My research vision lies in revisiting the classic taxonomy of cognitive processes and bring forward a neurobiologically-derived cognitive taxonomy by fusing large-scale neuroinformatic tools (e.g., text mining and automated meta-analyses) and brain-computer interface technology at the individual level. This also involves thinking about novel efforts of how to advance explanatory insights into the causal network mechanisms that underlie cognition, for which I currently explore deep learning techniques and computational modelling. For this reason, I have recently co-initiated the new interest group “CoCoNUT” (Cognitive Computational Neuroscience Unification Trial) at the Max Planck Institute for Human Cognitive and Brain Sciences.
2018 – Understanding the unique contributions of frontoparietal networks (FPN) in cognition is challenging because they overlap spatially and are co-activated by diverse tasks. Characterizing these networks therefore involves studying their activation across many different cognitive tasks, which previously was only possible with meta-analyses. Here, we use neuroadaptive Bayesian optimization to discover cognitive tasks that segregate ventral and dorsal FPN activity (see Figure below). Our findings deviate from previous meta-analyses and hypothesized functional labels for these FPNs. Taken together the results form the starting point for a neurobiologically-derived cognitive taxonomy.
2017 – Cognitive neuroscientists are often interested in broad research questions, yet use overly narrow experimental designs by considering only a small subset of possible experimental conditions. This limits the generalizability and reproducibility of many research findings. Here, we propose an alternative approach. Neuroadaptive Bayesian optimization is a powerful strategy to efficiently explore more experimental conditions than is currently possible with standard methodology. We argue that such an approach could broaden the hypotheses considered in cognitive science, improving the generalizability of findings. In addition, Bayesian optimization can be combined with preregistration to cover exploration, mitigating researcher bias more broadly and improving reproducibility (see Figure below).
2016 – Here, we propose and validate a framework, the Automatic Neuroscientist, which turns the standard fMRI approach on its head.
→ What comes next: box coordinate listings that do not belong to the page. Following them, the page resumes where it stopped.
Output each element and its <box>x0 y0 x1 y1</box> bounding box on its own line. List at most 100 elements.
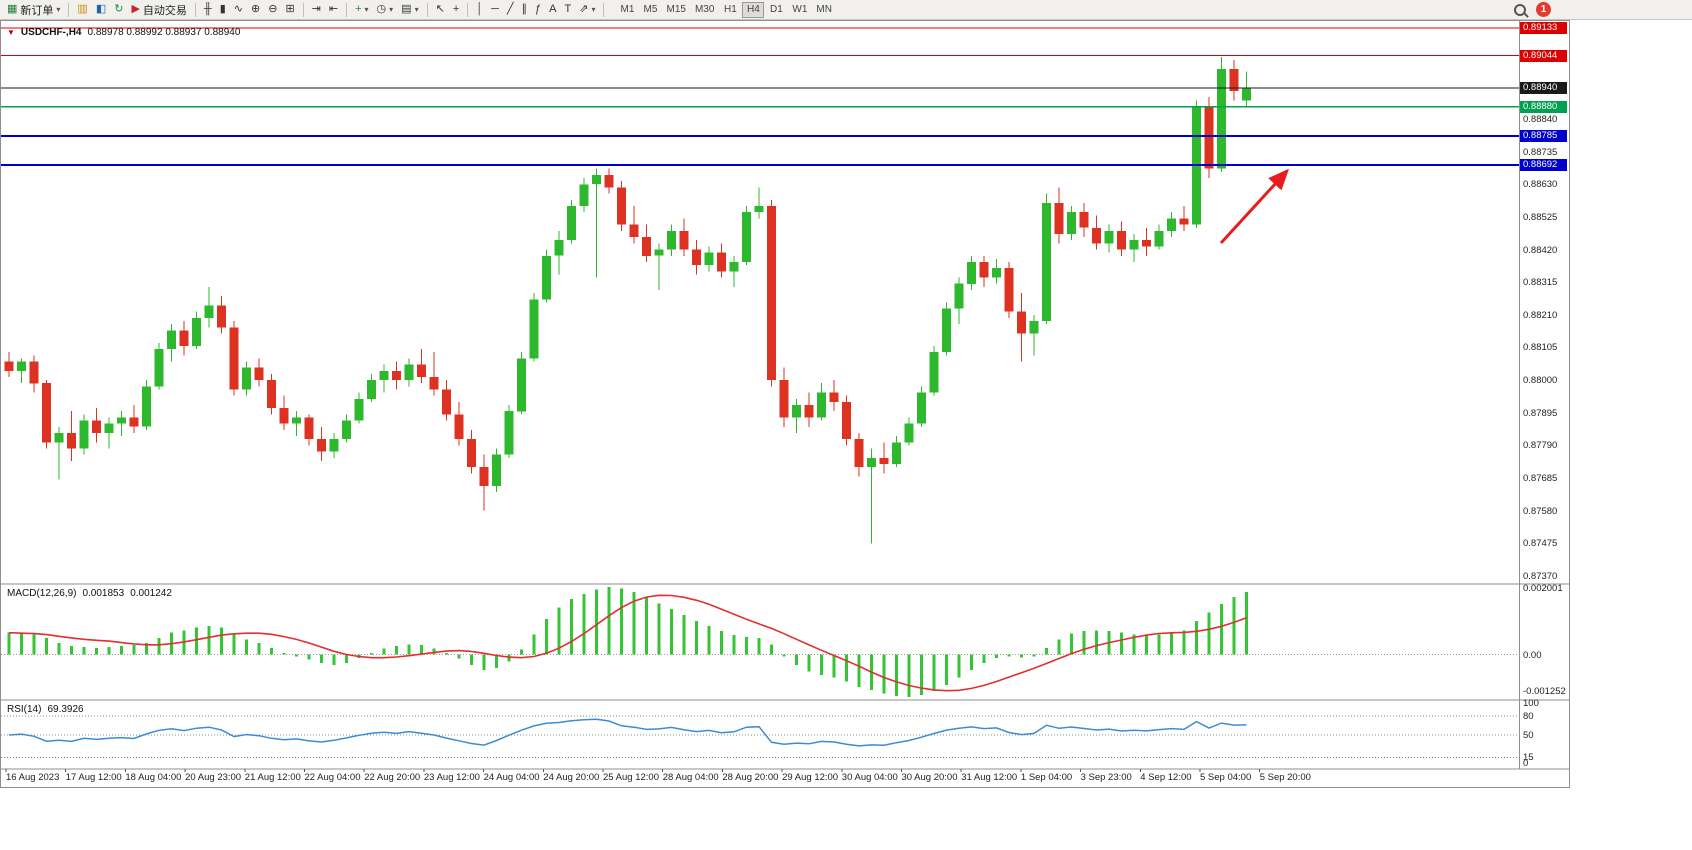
time-axis-label: 5 Sep 04:00 <box>1200 772 1252 783</box>
timeframe-h4-button[interactable]: H4 <box>742 1 765 18</box>
navigator-button[interactable]: ◧ <box>92 1 110 19</box>
price-tick-label: 0.88105 <box>1523 342 1558 353</box>
notification-badge[interactable]: 1 <box>1536 2 1551 17</box>
time-axis-label: 25 Aug 12:00 <box>603 772 659 783</box>
timeframe-m30-button[interactable]: M30 <box>691 2 718 18</box>
chevron-down-icon: ▾ <box>591 5 596 14</box>
rsi-indicator-label: RSI(14) 69.3926 <box>7 704 84 715</box>
macd-scale-zero-label: 0.00 <box>1523 650 1542 661</box>
vertical-line-button[interactable]: │ <box>472 1 487 19</box>
cursor-button[interactable]: ↖ <box>432 1 449 19</box>
arrows-button[interactable]: ⇗ ▾ <box>575 1 599 19</box>
fibonacci-button[interactable]: ƒ <box>531 1 545 19</box>
new-order-icon: ▦ <box>7 3 18 15</box>
chart-shift-icon: ⇤ <box>328 3 339 15</box>
horizontal-line-button[interactable]: ─ <box>487 1 503 19</box>
time-axis-label: 16 Aug 2023 <box>6 772 60 783</box>
bar-chart-button[interactable]: ╫ <box>200 1 216 19</box>
time-axis-label: 31 Aug 12:00 <box>961 772 1018 783</box>
zoom-in-button[interactable]: ⊕ <box>247 1 264 19</box>
price-tick-label: 0.87475 <box>1523 538 1558 549</box>
chevron-down-icon: ▾ <box>389 5 394 14</box>
price-tick-label: 0.88735 <box>1523 147 1558 158</box>
time-axis-label: 20 Aug 23:00 <box>185 772 242 783</box>
toolbar-icon-group: ▦ 新订单 ▾ ▥ ◧ ↻ ▶ 自动交易 ╫ ▮ ∿ ⊕ ⊖ ⊞ ⇥ ⇤ + ▾ ◷ ▾ ▤ ▾ ↖ + │ ─ ╱ ∥ ƒ A T ⇗ ▾ <box>3 1 608 19</box>
time-axis-label: 5 Sep 20:00 <box>1259 772 1311 783</box>
horizontal-line-icon: ─ <box>491 3 499 15</box>
new-order-button-label: 新订单 <box>20 4 54 17</box>
templates-icon: ▤ <box>401 3 412 15</box>
toolbar: ▦ 新订单 ▾ ▥ ◧ ↻ ▶ 自动交易 ╫ ▮ ∿ ⊕ ⊖ ⊞ ⇥ ⇤ + ▾ ◷ ▾ ▤ ▾ ↖ + │ ─ ╱ ∥ ƒ A T ⇗ ▾ M… <box>0 0 1692 20</box>
macd-histogram <box>1 587 1519 697</box>
price-tick-label: 0.88630 <box>1523 179 1558 190</box>
horizontal-level-lines[interactable] <box>1 27 1519 166</box>
time-axis-label: 17 Aug 12:00 <box>65 772 122 783</box>
channel-button[interactable]: ∥ <box>518 1 532 19</box>
refresh-button[interactable]: ↻ <box>110 1 127 19</box>
channel-icon: ∥ <box>521 3 528 15</box>
macd-signal-line <box>8 594 1247 692</box>
chart-canvas[interactable] <box>1 21 1569 787</box>
price-tick-label: 0.88210 <box>1523 310 1558 321</box>
macd-indicator-label: MACD(12,26,9) 0.001853 0.001242 <box>7 588 172 599</box>
time-axis-label: 21 Aug 12:00 <box>244 772 301 783</box>
text-button[interactable]: A <box>545 1 560 19</box>
crosshair-button[interactable]: + <box>449 1 463 19</box>
timeframe-toolbar: M1 M5 M15 M30 H1 H4 D1 W1 MN <box>616 1 836 18</box>
time-axis-label: 24 Aug 04:00 <box>483 772 540 783</box>
crosshair-icon: + <box>452 3 460 15</box>
text-label-button[interactable]: T <box>561 1 576 19</box>
panel-separators <box>1 21 1569 772</box>
templates-button[interactable]: ▤ ▾ <box>397 1 422 19</box>
rsi-scale-label: 0 <box>1523 758 1529 769</box>
level-price-tag[interactable]: 0.88880 <box>1520 101 1567 113</box>
price-tick-label: 0.87685 <box>1523 473 1558 484</box>
toolbar-separator <box>603 2 605 17</box>
candlestick-chart-button[interactable]: ▮ <box>216 1 230 19</box>
trendline-button[interactable]: ╱ <box>503 1 518 19</box>
market-watch-button[interactable]: ▥ <box>73 1 91 19</box>
timeframe-m5-button[interactable]: M5 <box>639 2 661 18</box>
macd-scale-max-label: 0.002001 <box>1523 583 1563 594</box>
timeframe-m1-button[interactable]: M1 <box>616 2 638 18</box>
macd-scale-min-label: -0.001252 <box>1523 686 1566 697</box>
auto-trading-button[interactable]: ▶ 自动交易 <box>127 1 190 19</box>
time-axis-label: 30 Aug 20:00 <box>901 772 958 783</box>
level-price-tag[interactable]: 0.88785 <box>1520 130 1567 142</box>
line-chart-icon: ∿ <box>233 3 243 15</box>
refresh-icon: ↻ <box>114 3 124 15</box>
line-chart-button[interactable]: ∿ <box>230 1 247 19</box>
periods-button[interactable]: ◷ ▾ <box>373 1 398 19</box>
zoom-out-button[interactable]: ⊖ <box>264 1 281 19</box>
auto-scroll-icon: ⇥ <box>311 3 321 15</box>
toolbar-separator <box>426 2 428 17</box>
search-icon[interactable] <box>1514 3 1526 16</box>
indicators-button[interactable]: + ▾ <box>351 1 372 19</box>
current-price-tag: 0.88940 <box>1520 82 1567 94</box>
macd-name: MACD(12,26,9) <box>7 588 77 599</box>
symbol-info: ▼ USDCHF-,H4 0.88978 0.88992 0.88937 0.8… <box>7 27 240 38</box>
price-tick-label: 0.88840 <box>1523 114 1558 125</box>
auto-scroll-button[interactable]: ⇥ <box>308 1 325 19</box>
vertical-line-icon: │ <box>476 3 484 15</box>
timeframe-d1-button[interactable]: D1 <box>765 2 787 18</box>
arrows-icon: ⇗ <box>579 3 589 15</box>
tile-windows-button[interactable]: ⊞ <box>281 1 298 19</box>
toolbar-separator <box>346 2 348 17</box>
candles-series <box>4 56 1251 544</box>
timeframe-mn-button[interactable]: MN <box>812 2 836 18</box>
level-price-tag[interactable]: 0.88692 <box>1520 159 1567 171</box>
chart-shift-button[interactable]: ⇤ <box>325 1 342 19</box>
timeframe-m15-button[interactable]: M15 <box>662 2 689 18</box>
candlestick-chart-icon: ▮ <box>219 3 226 15</box>
time-axis-label: 23 Aug 12:00 <box>423 772 480 783</box>
new-order-button[interactable]: ▦ 新订单 ▾ <box>3 1 64 19</box>
level-price-tag[interactable]: 0.89044 <box>1520 50 1567 62</box>
time-axis-label: 29 Aug 12:00 <box>782 772 839 783</box>
trend-arrow[interactable] <box>1219 168 1290 245</box>
timeframe-w1-button[interactable]: W1 <box>788 2 811 18</box>
rsi-value: 69.3926 <box>47 704 84 715</box>
time-axis-label: 28 Aug 20:00 <box>722 772 779 783</box>
level-price-tag[interactable]: 0.89133 <box>1520 22 1567 34</box>
timeframe-h1-button[interactable]: H1 <box>719 2 741 18</box>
We use real-time fMRI in combination with modern machine-learning techniques to automatically design the optimal experiment to evoke a desired target brain state (see Figure below). In this work, we present two proof-of-principle studies involving perceptual stimuli. In both studies optimization algorithms of varying complexity were employed; the first involved a stochastic approximation method while the second incorporated a more sophisticated Bayesian optimization technique. This framework is generalizable to numerous applications, ranging from optimizing stimuli in neuroimaging pilot studies to tailoring clinical rehabilitation therapy to patients and can be used with multiple imaging modalities in humans and animals.